The excellent self-reliance materials and courses on strengthening marriage and family the Church has developed, we hope to spread to other islands and to all who would like to participate.

One of our overarching goals is to avoid dilution of indigenous peoples’ resilience by focusing on sustainable projects rather than hand-outs.

Finally, we will continue to build closer ties with MFAT and Pacific economic ministries to identify sustainable economic development projects in which the Church could partner.

MN: How important is collaboration with governments, other churches and charities?

HS: The Church is not an island, therefore the Church needs as much support and interaction with governments, NGOs and other churches as they might need from us.

The Church has many strengths, but is mindful also of its limitations. Hence pooling the resources and strengths of others is mutually beneficial.

MN: What does this work mean to you?

HS: The work is joyful, much like Christmas, without wearing the red suit! 

When you talk about job satisfaction, this is the ultimate work. Helping people help themselves for a better future is a gift few people have experienced or could receive adequate compensation for.

It is truly the work of the Lord.

MN: Why do you do it?

HS: It is enjoyable, for one reason.
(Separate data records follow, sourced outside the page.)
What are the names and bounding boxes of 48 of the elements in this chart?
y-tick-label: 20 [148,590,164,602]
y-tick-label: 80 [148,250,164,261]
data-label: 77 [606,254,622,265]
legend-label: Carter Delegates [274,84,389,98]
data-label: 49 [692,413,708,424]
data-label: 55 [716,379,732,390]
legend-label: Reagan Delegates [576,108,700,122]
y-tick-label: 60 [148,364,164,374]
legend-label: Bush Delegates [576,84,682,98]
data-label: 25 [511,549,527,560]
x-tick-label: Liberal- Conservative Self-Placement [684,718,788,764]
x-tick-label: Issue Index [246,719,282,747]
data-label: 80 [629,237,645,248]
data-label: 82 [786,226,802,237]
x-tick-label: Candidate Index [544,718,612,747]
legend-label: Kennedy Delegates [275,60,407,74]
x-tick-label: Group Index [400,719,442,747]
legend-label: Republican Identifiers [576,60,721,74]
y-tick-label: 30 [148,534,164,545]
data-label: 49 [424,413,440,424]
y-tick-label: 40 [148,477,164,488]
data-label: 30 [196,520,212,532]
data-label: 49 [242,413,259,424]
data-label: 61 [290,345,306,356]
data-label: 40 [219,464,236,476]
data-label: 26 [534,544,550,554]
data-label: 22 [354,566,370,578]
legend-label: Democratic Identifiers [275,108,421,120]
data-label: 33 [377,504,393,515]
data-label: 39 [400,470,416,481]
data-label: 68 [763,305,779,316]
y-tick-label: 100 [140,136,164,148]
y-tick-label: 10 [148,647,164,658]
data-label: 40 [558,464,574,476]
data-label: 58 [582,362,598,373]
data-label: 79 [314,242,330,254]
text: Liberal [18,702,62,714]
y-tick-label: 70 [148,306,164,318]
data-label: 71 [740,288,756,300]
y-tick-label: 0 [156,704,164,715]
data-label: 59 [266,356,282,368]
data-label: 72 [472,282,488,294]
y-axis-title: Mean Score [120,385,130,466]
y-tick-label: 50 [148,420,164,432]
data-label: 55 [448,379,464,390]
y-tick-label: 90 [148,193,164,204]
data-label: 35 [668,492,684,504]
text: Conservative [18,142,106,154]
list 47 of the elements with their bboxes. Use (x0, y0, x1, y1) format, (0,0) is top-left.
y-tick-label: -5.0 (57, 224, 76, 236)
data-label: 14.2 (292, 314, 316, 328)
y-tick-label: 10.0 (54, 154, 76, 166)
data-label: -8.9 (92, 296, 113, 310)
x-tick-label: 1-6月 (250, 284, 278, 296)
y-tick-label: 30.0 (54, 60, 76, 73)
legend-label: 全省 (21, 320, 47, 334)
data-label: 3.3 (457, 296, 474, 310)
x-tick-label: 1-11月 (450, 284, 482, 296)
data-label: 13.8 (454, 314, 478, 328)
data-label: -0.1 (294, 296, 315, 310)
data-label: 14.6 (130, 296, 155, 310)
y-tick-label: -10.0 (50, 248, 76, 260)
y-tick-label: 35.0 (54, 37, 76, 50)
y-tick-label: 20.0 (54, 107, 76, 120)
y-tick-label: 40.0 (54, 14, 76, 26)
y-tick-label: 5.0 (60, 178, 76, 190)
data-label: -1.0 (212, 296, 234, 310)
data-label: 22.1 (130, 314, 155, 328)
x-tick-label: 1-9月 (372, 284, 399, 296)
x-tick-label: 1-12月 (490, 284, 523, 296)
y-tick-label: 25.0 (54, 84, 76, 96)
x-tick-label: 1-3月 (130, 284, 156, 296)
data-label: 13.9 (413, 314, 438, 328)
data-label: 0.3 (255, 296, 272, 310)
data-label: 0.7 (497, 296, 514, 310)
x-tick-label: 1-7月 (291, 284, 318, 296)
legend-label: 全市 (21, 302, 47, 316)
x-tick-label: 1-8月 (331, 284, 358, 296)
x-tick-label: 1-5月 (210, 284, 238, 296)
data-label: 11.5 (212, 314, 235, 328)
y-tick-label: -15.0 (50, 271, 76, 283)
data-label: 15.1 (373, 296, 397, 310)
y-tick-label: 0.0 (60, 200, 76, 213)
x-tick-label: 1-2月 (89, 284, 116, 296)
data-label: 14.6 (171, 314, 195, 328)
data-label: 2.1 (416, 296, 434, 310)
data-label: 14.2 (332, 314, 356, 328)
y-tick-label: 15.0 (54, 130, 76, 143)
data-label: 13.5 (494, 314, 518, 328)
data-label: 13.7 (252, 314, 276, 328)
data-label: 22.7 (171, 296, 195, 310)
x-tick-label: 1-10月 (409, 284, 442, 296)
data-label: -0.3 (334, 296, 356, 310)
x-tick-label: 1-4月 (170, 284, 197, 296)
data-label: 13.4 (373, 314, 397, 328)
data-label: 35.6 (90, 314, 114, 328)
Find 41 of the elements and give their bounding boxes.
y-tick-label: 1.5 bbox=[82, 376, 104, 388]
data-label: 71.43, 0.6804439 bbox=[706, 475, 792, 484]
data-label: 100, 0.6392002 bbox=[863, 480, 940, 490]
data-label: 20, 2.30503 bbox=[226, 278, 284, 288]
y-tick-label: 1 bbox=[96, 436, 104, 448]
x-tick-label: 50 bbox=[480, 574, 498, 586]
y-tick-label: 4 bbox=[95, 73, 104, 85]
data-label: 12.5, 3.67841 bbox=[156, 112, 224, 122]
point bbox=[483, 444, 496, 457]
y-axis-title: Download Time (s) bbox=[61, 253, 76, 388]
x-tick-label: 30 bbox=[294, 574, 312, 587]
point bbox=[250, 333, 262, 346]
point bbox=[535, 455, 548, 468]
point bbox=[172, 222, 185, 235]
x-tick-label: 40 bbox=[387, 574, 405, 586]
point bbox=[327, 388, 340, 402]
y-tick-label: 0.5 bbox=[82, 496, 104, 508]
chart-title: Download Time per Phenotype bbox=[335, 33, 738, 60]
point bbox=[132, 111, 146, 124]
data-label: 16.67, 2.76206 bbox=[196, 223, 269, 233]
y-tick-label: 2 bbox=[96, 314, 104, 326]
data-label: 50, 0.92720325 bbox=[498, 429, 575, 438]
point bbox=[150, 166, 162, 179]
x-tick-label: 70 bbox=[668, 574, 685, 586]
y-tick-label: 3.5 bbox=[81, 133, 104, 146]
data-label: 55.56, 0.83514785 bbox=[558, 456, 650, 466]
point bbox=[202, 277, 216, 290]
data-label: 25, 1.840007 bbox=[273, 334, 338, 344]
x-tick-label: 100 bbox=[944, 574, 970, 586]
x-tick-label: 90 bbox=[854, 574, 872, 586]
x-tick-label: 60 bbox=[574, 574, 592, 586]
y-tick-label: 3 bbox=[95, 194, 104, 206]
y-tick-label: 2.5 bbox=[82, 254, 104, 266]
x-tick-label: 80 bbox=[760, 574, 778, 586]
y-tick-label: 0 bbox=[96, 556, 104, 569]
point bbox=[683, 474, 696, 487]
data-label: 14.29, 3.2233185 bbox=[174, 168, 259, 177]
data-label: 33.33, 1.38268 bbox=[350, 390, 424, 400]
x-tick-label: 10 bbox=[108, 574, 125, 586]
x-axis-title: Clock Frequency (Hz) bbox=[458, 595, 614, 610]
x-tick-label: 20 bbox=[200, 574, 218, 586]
Discipleship is another.

Caring for the poor and needy or loving your neighbour through your actions is the second great commandment of the Lord.

MN:  What role does your faith play in your work?

HS:  Faith in Jesus Christ is fundamental to what we do.  Many of the world’s renowned humanitarian NGOs are also founded in religious faith, including Tearfund, World Vision, Caritas, ADRA, Salvation Army, and so on.

MN:  What about your family?

HS:  My family put up with all of my travelling throughout the Pacific because of their faith and testimony that the work I’m involved in is not just a vocation—and is more than a job. 

Indirectly, my work is fulfilling God’s plan of happiness for all his children within the Pacific.